This is my third winter away from New England and my second one here in lovely Venice, California. I’m proud to say I’ve braved dozens of brutally cold New England winters. I’ve never considered myself a “cold baby.”
After spending almost two years here, though, I am officially a “cold baby.” When it drops into the low 50s here at night, I notice it. I feel cold. I don’t like it. I whine like an old lady. I want to bring a jacket or turn on the heat a little bit in the car. I never would have done this just a couple years ago. As a Maine schoolkid, I would have laughed at the notion that I’d ever feel cold at such temps. I recently reminisced with a friend about the miles we would walk as kids in brutally cold weather (because we had no other option.) It really had to be arctic for us to feel uncomfortably cold.
A few people have responded to my recent whining with remarks such as, “living in warmer climates thins your blood.”
So I got to thinking – is climate acclimation a psychological process or is there a physiological component to it as well? Is the “blood thinning” thing an old wives’ tale, or is there really something to it? (I’m not knocking old wives’ tales here – some certainly turn out to be true, such as my grandma’s eat your colors rule)

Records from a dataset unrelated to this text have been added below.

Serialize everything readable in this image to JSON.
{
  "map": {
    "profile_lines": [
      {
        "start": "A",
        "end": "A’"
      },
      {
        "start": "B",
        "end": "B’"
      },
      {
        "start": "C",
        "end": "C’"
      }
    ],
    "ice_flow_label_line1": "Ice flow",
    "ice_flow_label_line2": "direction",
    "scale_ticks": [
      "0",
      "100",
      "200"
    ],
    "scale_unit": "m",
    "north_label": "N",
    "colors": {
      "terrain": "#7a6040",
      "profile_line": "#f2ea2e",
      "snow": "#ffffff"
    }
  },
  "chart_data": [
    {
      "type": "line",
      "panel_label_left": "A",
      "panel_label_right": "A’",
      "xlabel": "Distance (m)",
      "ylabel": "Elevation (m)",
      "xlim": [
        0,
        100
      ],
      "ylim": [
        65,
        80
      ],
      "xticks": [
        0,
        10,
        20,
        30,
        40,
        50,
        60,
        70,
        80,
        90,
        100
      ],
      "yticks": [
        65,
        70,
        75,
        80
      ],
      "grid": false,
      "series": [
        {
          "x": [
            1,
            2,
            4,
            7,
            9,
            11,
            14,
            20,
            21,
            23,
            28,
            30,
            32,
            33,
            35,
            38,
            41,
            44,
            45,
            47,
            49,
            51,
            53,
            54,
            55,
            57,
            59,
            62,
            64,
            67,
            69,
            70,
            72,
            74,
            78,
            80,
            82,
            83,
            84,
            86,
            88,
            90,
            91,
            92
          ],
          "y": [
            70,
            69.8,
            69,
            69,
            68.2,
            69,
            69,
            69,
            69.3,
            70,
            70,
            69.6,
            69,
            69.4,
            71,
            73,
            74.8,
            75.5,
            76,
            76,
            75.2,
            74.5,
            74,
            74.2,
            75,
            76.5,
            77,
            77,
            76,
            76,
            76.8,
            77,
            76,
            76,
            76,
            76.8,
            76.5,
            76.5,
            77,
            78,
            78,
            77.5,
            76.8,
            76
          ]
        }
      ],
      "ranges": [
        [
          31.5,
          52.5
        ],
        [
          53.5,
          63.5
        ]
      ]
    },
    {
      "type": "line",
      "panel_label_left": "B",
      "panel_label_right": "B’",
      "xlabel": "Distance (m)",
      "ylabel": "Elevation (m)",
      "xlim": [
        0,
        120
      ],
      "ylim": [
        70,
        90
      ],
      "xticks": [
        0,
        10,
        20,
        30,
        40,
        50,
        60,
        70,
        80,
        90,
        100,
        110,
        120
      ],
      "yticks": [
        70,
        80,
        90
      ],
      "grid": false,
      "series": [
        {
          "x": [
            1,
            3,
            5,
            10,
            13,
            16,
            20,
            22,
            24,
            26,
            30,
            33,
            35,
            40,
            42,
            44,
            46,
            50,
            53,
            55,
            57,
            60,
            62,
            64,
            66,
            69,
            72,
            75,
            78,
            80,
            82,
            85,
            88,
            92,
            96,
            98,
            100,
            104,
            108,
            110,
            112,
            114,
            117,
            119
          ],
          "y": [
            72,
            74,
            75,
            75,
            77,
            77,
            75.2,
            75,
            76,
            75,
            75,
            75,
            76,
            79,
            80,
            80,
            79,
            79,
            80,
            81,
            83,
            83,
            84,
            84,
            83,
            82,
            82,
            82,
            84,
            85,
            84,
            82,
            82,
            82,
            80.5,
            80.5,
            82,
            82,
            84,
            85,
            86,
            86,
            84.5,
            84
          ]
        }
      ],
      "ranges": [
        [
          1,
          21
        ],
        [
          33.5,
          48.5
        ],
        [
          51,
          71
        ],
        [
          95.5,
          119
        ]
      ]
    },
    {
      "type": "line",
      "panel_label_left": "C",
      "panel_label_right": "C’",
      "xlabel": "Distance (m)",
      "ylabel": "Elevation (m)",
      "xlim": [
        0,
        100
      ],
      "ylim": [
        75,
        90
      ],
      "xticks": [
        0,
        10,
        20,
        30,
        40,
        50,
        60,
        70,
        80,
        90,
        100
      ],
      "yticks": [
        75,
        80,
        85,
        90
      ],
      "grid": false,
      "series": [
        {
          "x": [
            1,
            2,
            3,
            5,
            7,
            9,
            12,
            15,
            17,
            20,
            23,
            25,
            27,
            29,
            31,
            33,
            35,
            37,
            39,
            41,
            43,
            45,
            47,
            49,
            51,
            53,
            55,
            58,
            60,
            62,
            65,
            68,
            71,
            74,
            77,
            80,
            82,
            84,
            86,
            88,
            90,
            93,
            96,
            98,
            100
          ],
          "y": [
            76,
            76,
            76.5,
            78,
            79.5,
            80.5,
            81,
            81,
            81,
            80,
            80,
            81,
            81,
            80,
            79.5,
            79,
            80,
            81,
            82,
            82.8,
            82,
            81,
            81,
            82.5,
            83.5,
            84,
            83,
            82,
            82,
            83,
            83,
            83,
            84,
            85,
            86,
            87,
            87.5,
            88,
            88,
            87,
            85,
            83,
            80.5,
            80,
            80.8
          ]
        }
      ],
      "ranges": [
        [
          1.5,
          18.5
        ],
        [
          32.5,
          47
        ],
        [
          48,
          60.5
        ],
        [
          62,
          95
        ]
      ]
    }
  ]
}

And here’s what I learned: no, it doesn’t thin your blood. Recently, Doctor Ashok Kumar told Mary Ann Roser at the Austin Statesman that: “the blood viscosity, the technical term for the thickness, doesn’t change” and goes on to suggest that the myth might have started because high altitude can thicken your blood.
I don’t think this necessarily obviates that there may be other physiological changes, but it sounds like the simple answer is: you just get used to it (or unused to it.) I certainly have acclimated. It happens fast, I guess.